Des bruits de sabot se firent entendre. Ils provenaient de la forêt toute proche, en direction du sentier. Sans être particulièrement bruyants, nul ne pouvait douter que les choses approchantes n’essayaient pas d’être discrètes. Un hennissement retentit, suivit par deux autres. À travers la brume matinale, ils aperçurent une poignée de cavaliers. Des chevaliers du Royaume de Louen Cœur de Lion. Sept, pour être exact. Non, six. Le septième avançait sur un étrange chariot à voile. En l’absence de vent, un de ses compagnons avait attelé cette étrange chose à sa monture, qui visiblement peinait à suivre le rythme des autres équidés.
La troupe approchant ne semblait pas menaçante, mais un curieux sentiment se dégageait de celle-ci. Les compagnons d’Ulfrik oscillaient entre malaise et soulagement, sans qu’aucun ne puisse dire pourquoi.
Un des chevaliers qui attendait avec le sorcier de Violecée-la-Plaine eut un hoquet de surprise. « Monseigneur… à moins que mes yeux ne me trompent, ou que ma mémoire ne me fasse défaut, à la vue de ces armoiries si particulière, je peux vous affirmer que je connais au moins une des personnes approchant, il s’agit de Messire Jolinard, un des proches du Duc Grégoire ! »
À cette annoncent tous se raidirent. Si les chevaliers du Royaume de Bretonnie entraient dans Violecée, il fallait s’attendre à un combat féroce.
Ulfrik ne s’émut pas de cette remarque, et en grogna entre ses dents : « laissez-les entrer. »
Lorsque les chevaliers atteignirent les barricades, ils ne firent pas mine de s’arrêter, et poursuivirent leur chemin jusqu’à la place centrale. Les yeux ébahis, les habitants du village les regardèrent passer : croulants, malades à en crever, certains infestés de bubons et de mouches, ils faisaient pitié à voir, mais aucun ne doutaient qu’il ne s’agissait pas d’ennemis, mais bien de leurs alter ego.
L’un des chevaliers stoppa sa monture en face d’Ulfrik. C’était celui avec la plus haute stature, et une aura fondamentalement malsaine irradiait de son corps. Lorsqu’il ouvrit la bouche, tous eurent le sang glacé au timbre de la voix, qui n’avait rien d’humain.
« Où logerons-nous ? » demanda-t-il d’une voix aussi stridente que basse, aussi grave qu’aiguë.
Ulfrik leva les yeux et soutint son regard perçant.
« Vous n’êtes pas les bienvenus ici. Toi, du moins. Va-t’en, démon. »

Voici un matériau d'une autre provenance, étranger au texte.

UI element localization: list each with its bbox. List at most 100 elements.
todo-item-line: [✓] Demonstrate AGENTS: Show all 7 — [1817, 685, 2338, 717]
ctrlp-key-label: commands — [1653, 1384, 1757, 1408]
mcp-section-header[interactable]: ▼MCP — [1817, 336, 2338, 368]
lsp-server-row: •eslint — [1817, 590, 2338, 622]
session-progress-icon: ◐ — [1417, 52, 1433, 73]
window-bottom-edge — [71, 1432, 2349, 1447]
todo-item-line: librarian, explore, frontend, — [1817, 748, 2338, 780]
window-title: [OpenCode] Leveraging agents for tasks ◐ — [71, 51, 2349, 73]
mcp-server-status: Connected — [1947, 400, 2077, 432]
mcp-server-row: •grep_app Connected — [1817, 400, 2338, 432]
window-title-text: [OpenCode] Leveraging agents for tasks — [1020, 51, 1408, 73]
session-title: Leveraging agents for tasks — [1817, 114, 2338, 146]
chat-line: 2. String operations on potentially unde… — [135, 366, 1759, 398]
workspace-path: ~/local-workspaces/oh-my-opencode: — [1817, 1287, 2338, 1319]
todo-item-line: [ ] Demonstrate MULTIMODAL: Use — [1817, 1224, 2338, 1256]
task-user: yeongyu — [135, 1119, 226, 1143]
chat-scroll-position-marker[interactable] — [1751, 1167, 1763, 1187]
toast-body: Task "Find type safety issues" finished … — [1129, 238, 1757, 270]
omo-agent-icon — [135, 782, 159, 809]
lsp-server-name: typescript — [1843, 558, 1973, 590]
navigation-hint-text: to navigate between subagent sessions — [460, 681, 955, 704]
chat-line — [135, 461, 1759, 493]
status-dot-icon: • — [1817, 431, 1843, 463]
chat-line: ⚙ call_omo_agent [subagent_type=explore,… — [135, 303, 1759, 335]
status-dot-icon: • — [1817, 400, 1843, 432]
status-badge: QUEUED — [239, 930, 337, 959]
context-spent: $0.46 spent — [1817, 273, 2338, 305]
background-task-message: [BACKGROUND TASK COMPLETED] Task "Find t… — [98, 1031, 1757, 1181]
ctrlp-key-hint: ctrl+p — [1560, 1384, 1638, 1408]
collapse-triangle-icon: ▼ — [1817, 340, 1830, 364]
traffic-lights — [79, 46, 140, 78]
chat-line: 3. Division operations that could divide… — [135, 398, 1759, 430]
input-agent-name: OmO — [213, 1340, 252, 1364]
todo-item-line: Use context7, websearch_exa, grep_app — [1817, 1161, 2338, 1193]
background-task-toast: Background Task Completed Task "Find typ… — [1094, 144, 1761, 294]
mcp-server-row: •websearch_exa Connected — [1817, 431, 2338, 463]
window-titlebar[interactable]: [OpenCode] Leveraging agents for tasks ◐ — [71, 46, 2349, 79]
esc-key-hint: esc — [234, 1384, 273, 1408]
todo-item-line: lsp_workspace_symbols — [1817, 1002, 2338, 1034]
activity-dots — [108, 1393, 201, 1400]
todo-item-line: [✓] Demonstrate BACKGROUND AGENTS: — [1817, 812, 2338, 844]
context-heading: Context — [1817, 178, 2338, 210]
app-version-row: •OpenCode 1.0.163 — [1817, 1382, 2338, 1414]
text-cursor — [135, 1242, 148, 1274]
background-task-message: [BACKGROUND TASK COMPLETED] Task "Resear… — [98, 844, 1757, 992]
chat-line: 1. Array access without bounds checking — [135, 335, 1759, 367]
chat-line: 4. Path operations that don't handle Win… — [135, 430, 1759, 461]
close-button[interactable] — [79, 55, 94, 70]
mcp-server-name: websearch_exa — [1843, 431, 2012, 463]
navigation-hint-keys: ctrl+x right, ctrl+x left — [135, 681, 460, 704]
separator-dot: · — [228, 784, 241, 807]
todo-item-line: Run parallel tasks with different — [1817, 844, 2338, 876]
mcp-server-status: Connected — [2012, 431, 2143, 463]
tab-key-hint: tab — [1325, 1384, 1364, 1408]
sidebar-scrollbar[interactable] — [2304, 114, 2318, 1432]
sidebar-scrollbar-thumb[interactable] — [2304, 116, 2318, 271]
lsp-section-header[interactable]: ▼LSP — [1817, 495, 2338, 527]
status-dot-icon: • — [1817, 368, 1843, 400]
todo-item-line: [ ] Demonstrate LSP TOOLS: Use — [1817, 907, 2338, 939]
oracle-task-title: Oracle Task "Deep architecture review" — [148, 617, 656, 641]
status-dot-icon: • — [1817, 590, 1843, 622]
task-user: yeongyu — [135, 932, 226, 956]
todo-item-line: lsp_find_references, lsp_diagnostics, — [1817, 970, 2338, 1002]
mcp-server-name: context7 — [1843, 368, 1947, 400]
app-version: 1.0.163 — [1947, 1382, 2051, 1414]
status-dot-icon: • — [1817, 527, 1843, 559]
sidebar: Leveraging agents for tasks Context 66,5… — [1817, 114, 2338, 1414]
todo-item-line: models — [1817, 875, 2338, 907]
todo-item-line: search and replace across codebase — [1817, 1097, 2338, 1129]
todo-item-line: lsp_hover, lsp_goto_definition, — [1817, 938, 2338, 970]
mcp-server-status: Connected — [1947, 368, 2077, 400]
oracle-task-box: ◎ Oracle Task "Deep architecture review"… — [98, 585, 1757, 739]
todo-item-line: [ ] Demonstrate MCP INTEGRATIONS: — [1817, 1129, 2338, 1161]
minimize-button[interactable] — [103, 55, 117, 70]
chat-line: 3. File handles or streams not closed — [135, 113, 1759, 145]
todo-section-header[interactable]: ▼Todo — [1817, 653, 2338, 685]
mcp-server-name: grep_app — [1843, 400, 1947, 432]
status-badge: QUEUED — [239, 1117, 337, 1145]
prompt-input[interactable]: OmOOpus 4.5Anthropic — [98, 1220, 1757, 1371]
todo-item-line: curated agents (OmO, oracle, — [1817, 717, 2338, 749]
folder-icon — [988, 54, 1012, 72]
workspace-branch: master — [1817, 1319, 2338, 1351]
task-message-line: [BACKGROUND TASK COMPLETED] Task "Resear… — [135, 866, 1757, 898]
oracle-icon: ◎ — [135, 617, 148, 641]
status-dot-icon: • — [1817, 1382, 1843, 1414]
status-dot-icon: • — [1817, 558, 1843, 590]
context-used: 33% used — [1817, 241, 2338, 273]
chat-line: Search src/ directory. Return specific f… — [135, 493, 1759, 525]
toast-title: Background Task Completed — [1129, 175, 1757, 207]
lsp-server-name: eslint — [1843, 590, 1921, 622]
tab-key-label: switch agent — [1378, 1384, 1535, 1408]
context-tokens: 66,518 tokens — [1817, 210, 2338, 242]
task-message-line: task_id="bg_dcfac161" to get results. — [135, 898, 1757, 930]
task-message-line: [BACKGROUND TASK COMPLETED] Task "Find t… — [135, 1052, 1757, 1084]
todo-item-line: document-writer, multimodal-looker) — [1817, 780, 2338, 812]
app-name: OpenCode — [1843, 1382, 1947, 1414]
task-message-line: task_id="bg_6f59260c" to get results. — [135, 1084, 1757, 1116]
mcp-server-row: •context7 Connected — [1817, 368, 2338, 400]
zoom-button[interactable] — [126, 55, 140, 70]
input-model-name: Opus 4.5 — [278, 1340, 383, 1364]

Le chevalier eut un gloussement, et répondit dans un sifflement méprisant :
« Nous n’avons fait que suivre ton invitation. Je pourrais presque te considérer comme mon père en ce monde ».
« Bien à mon insu. Vous n’êtes pas les bienvenus ici. Vous logerez en dehors de l’enceinte du village. Il y a une masure délabrée de bûcheron, à quelques dizaines de mètres. Vous avez dû la croiser en arrivant. »
Le chevalier possédé par le démon sourit de toutes ses dents. Briser Ulfrik allait être un jeu amusant. Puis il prendrait le commandement de cette troupe de bric et de broc. Il laissait son imagination vagabonder parmi les possibilités que cela lui offrirait pendant quelques instants, puis fit demi-tour et partit en direction de la bâtisse en ruine. Ses compagnons firent de même sans qu’aucune parole n’ait été échangée, ce qui en laissait supposer long de l’emprise qu’avait sur eux le Démon du Lac aux Papillons.